Roadwork unearths remnants of 1800s Montreal zoo run by the ‘Canadian Barnum’
Posted Oct 9, 2022 11:00:00 AM.
MONTREAL — Long before the Plateau-Mont-Royal became one of Montreal’s trendiest neighbourhoods, the area was home to a 19th-century botanical garden and zoo where Montrealers marvelled at the sight of hippopotamuses, acrobatic circus acts and a live whale in a tank.
This piece of history has resurfaced in recent weeks thanks to an archeological dig that unearthed what is believed to be part of a fountain marking the former site’s entrance.
Jonathan Choronzey, an archeologist with the firm Ethnoscop, said the fountain was discovered during roadwork taking place on Pine Avenue.
“I don’t know if there’s a tourist attraction today that would compare,” Choronzey said in a phone interview. “It was as much English as French, rich and poor who could go there to admire the exotic animals and the shows.”
Historical records suggest the fountain base was part of one of the city’s first botanical gardens, which was founded by Joseph-Édouard Guilbault in the 19th century.
Choronzey said Guilbault was originally a horticulturalist who moved his garden several times before landing near what’s now Pine Avenue, around 1860. At the time, the area was still largely rural, which gave him plenty of space to expand and include an exotic animal menagerie and space to host travelling circuses.
Justin Bur, a board member of the historical society for the Plateau-Mont-Royal neighbourhood, said Guilbault started out selling exotic plants to the rich but soon branched out to other forms of entertainment.
A poster from 1862 advertised the arrival of the Hippozoonomadon circus, featuring the “largest elephants the world,” a hippopotamus, as well as horse riding and comedy shows.
The Montreal Herald, meanwhile, provided a glowing account of a tightrope walker named Farini, whose high-flying antics were so daring that “not a few of those who silently watched him appeared awe struck at his temerity,” the reporter wrote in 1864.
Newspaper accounts from the day suggested the entrepreneurial Guilbault even hired someone to capture a white whale — likely a beluga — which he planned to transport to the zoo site in a tank by train.
“The monster is, we are told, as large as any one has ever attempted to transfer from one place to another,” read a Montreal Herald article from May 1863. The 19-foot animal was “larger than the one exhibited by Barnum, and by which he realized such immense profit,” the article continued, in reference to P.T. Barnum, founder of the American travelling show Barnum & Bailey Circus.

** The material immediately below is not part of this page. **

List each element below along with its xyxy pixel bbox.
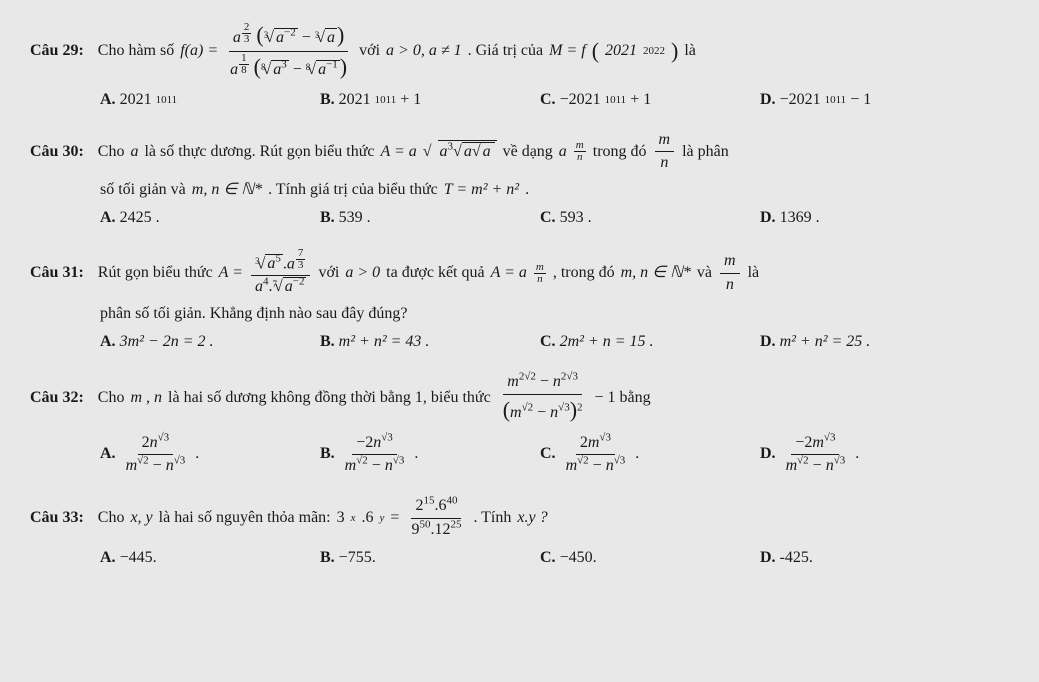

The garden on the outskirts of the city included green space in the summer, an indoor skating rink in the winter and the travelling circuses. Other historical sources reference a circus school, as well as picnics, balls and theatre shows.
“Remember, we’re well before the invention of cinema, before the invention of radio, so people for entertainment need things that happen in real life,” Bur said.
Bernard Vallée, a historical tour guide who has studied the gardens, described Guilbault as a “Canadian Barnum” who understood people’s need to escape their tough lives.
“There was a visionary side to this entrepreneur who saw that citizens in a growing city need hobbies, need nature and, as neighbourhoods develop and a certain urban misery exists, they need an escape,” he said.
Choronzey said that so far, the fountain is the only item that has been brought up during the dig that can be definitively linked to Guilbault Gardens.
Other than a nearby public square named after the founder, which features diving pink hippopotamus sculptures, there is little trace of what was once one of the city’s first great amusement parks.
However, Choronzey said the dig has also brought up items typical of Victorian life, including dishware, home foundations and old latrines. He said there is still plenty to discover under Montreal’s streets, including traces of ancient Indigenous inhabitation, the French regime or Victorian life — depending on the area.
“There are always quite a few surprises hidden under our feet,” he said.
This report by The Canadian Press was first published Oct. 9, 2022.
Morgan Lowrie, The Canadian Press
Note to readers: This is a corrected story. An earlier version misspelled Justin Bur’s name.